In industrial environments, electromagnetic behaviour can have a disruptive impact on sensitive motors, controllers and welding machines. Problems can arise especially in long electrical power or data transmission wires running between the individual components, and it is important to take suitable protective measures against this.
Because they behave like antennas, such cables can pick up electromagnetic interference, which becomes superimposed over the useful signal (to or from a sensor or rotary encoder, for instance). The result is EM interference in the connected devices – causing anything from inconspicuous corruption of isolated measurements to total failure of a production wire. Conversely, such cables and wires can also behave as transmitters of EM interference.One proven countermeasure has been to install electromagnetic components in an earthed switch cabinet and to connect them using shielded (EMC) cable. One commonly observed problem with this, however, is that the very site where the cables pass into the switch cabinet becomes an EMC weak point in itself. Inadequate contact between the cable shield and metal housing here frequently negates the desired shielding effect entirely. Take good notice of this fact!
Generally, it is not possible to distinguish between wire-bound and field-bound interference. Field-bound interference, which can be directly given off by or conversely act upon a PCB for example, can be effectively mitigated by installing electrical or electronic components into closed metallic housings such as switch cabinets.

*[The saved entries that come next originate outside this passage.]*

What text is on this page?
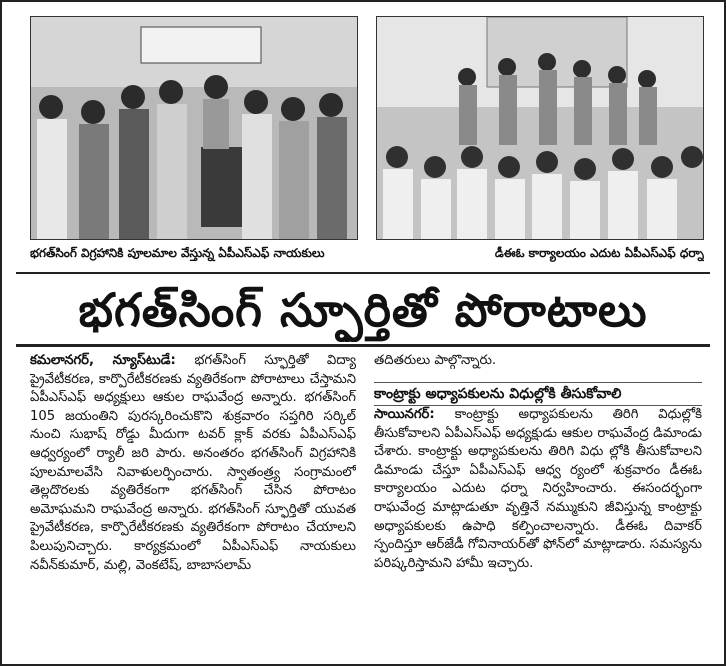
భగత్‌సింగ్ విగ్రహానికి పూలమాల వేస్తున్న ఏపీఎస్ఎఫ్ నాయకులు	డీఈఓ కార్యాలయం ఎదుట ఏపీఎస్ఎఫ్ ధర్నా
భగత్‌సింగ్ స్ఫూర్తితో పోరాటాలు
కమలానగర్, న్యూస్‌టుడే: భగత్‌సింగ్ స్ఫూర్తితో విద్యా ప్రైవేటీకరణ, కార్పొరేటీకరణకు వ్యతిరేకంగా పోరాటాలు చేస్తామని ఏపీఎస్ఎఫ్ అధ్యక్షులు ఆకుల రాఘవేంద్ర అన్నారు. భగత్‌సింగ్ 105 జయంతిని పురస్కరించుకొని శుక్రవారం సప్తగిరి సర్కిల్ నుంచి సుభాష్ రోడ్డు మీదుగా టవర్ క్లాక్ వరకు ఏపీఎస్ఎఫ్ ఆధ్వర్యంలో ర్యాలీ జరి పారు. అనంతరం భగత్‌సింగ్ విగ్రహానికి పూలమాలవేసి నివాళులర్పించారు. స్వాతంత్ర్య సంగ్రామంలో తెల్లదొరలకు వ్యతిరేకంగా భగత్‌సింగ్ చేసిన పోరాటం అమోఘమని రాఘవేంద్ర అన్నారు. భగత్‌సింగ్ స్ఫూర్తితో యువత ప్రైవేటీకరణ, కార్పొరేటీకరణకు వ్యతిరేకంగా పోరాటం చేయాలని పిలుపునిచ్చారు. కార్యక్రమంలో ఏపీఎస్ఎఫ్ నాయకులు నవీన్‌కుమార్, మల్లి, వెంకటేష్, బాబాసలామ్
తదితరులు పాల్గొన్నారు.
కాంట్రాక్టు అధ్యాపకులను విధుల్లోకి తీసుకోవాలి
సాయినగర్: కాంట్రాక్టు అధ్యాపకులను తిరిగి విధుల్లోకి తీసుకోవాలని ఏపీఎస్ఎఫ్ అధ్యక్షుడు ఆకుల రాఘవేంద్ర డిమాండు చేశారు. కాంట్రాక్టు అధ్యాపకులను తిరిగి విధు ల్లోకి తీసుకోవాలని డిమాండు చేస్తూ ఏపీఎస్ఎఫ్ ఆధ్వ ర్యంలో శుక్రవారం డీఈఓ కార్యాలయం ఎదుట ధర్నా నిర్వహించారు. ఈసందర్భంగా రాఘవేంద్ర మాట్లాడుతూ వృత్తినే నమ్ముకుని జీవిస్తున్న కాంట్రాక్టు అధ్యాపకులకు ఉపాధి కల్పించాలన్నారు. డీఈఓ దివాకర్ స్పందిస్తూ ఆర్‌జేడీ గోవినాయర్‌తో ఫోన్‌లో మాట్లాడారు. సమస్యను పరిష్కరిస్తామని హామీ ఇచ్చారు.
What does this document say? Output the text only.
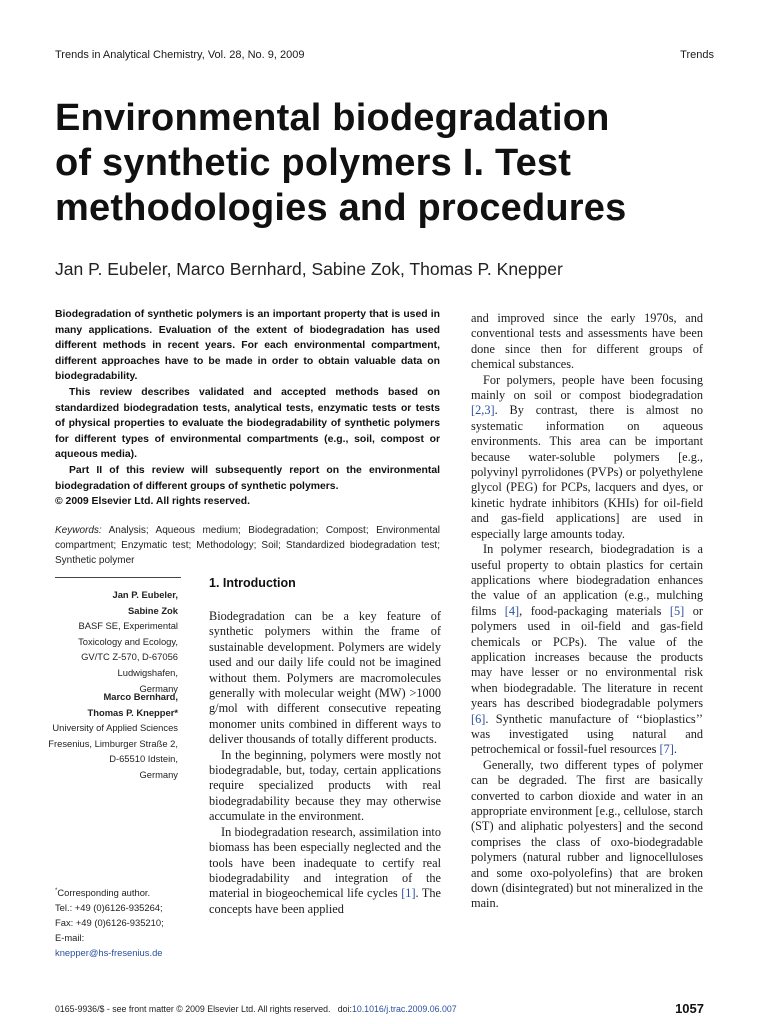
Trends in Analytical Chemistry, Vol. 28, No. 9, 2009	Trends
Environmental biodegradation
of synthetic polymers I. Test
methodologies and procedures
Jan P. Eubeler, Marco Bernhard, Sabine Zok, Thomas P. Knepper

Biodegradation of synthetic polymers is an important property that is used in many applications. Evaluation of the extent of biodegradation has used different methods in recent years. For each environmental compartment, different approaches have to be made in order to obtain valuable data on biodegradability.

This review describes validated and accepted methods based on standardized biodegradation tests, analytical tests, enzymatic tests or tests of physical properties to evaluate the biodegradability of synthetic polymers for different types of environmental compartments (e.g., soil, compost or aqueous media).

Part II of this review will subsequently report on the environmental biodegradation of different groups of synthetic polymers.

© 2009 Elsevier Ltd. All rights reserved.

Keywords: Analysis; Aqueous medium; Biodegradation; Compost; Environmental compartment; Enzymatic test; Methodology; Soil; Standardized biodegradation test; Synthetic polymer
Jan P. Eubeler,
Sabine Zok
BASF SE, Experimental
Toxicology and Ecology,
GV/TC Z-570, D-67056
Ludwigshafen,
Germany
Marco Bernhard,
Thomas P. Knepper*
University of Applied Sciences
Fresenius, Limburger Straße 2,
D-65510 Idstein,
Germany
*Corresponding author.
Tel.: +49 (0)6126-935264;
Fax: +49 (0)6126-935210;
E-mail:
knepper@hs-fresenius.de
1. Introduction

Biodegradation can be a key feature of synthetic polymers within the frame of sustainable development. Polymers are widely used and our daily life could not be imagined without them. Polymers are macromolecules generally with molecular weight (MW) >1000 g/mol with different consecutive repeating monomer units combined in different ways to deliver thousands of totally different products.

In the beginning, polymers were mostly not biodegradable, but, today, certain applications require specialized products with real biodegradability because they may otherwise accumulate in the environment.

In biodegradation research, assimilation into biomass has been especially neglected and the tools have been inadequate to certify real biodegradability and integration of the material in biogeochemical life cycles [1]. The concepts have been applied

and improved since the early 1970s, and conventional tests and assessments have been done since then for different groups of chemical substances.

For polymers, people have been focusing mainly on soil or compost biodegradation [2,3]. By contrast, there is almost no systematic information on aqueous environments. This area can be important because water-soluble polymers [e.g., polyvinyl pyrrolidones (PVPs) or polyethylene glycol (PEG) for PCPs, lacquers and dyes, or kinetic hydrate inhibitors (KHIs) for oil-field and gas-field applications] are used in especially large amounts today.

In polymer research, biodegradation is a useful property to obtain plastics for certain applications where biodegradation enhances the value of an application (e.g., mulching films [4], food-packaging materials [5] or polymers used in oil-field and gas-field chemicals or PCPs). The value of the application increases because the products may have lesser or no environmental risk when biodegradable. The literature in recent years has described biodegradable polymers [6]. Synthetic manufacture of ‘‘bioplastics’’ was investigated using natural and petrochemical or fossil-fuel resources [7].

Generally, two different types of polymer can be degraded. The first are basically converted to carbon dioxide and water in an appropriate environment [e.g., cellulose, starch (ST) and aliphatic polyesters] and the second comprises the class of oxo-biodegradable polymers (natural rubber and lignocelluloses and some oxo-polyolefins) that are broken down (disintegrated) but not mineralized in the main.

0165-9936/$ - see front matter © 2009 Elsevier Ltd. All rights reserved. doi:10.1016/j.trac.2009.06.007	1057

If there are no large openings or breaches in housing, then a Faraday cage is formed, which offers effective protection against EM interference. In industrial practice, this type of shielding most often comes at a very high price, and can hardly be achieved for moving machine parts. An alternative is to use cables featuring an EMC shielding braid. The quality of the cable shielding in this case depends greatly on the structure and density of the braid. Also, suitable mechanical fastening elements must be used to achieve the closest to ideal connection of the cable shield to the housing wall, so as to prevent any interference running along the cable shield from getting in.
The crucial factor here is the leakage resistance, i.e. the resistance a transverse electromagnetic wave “sees” on the cable shield when it reaches the cable-housing interface. Use of suitable cables can therefore ensure EMC protection.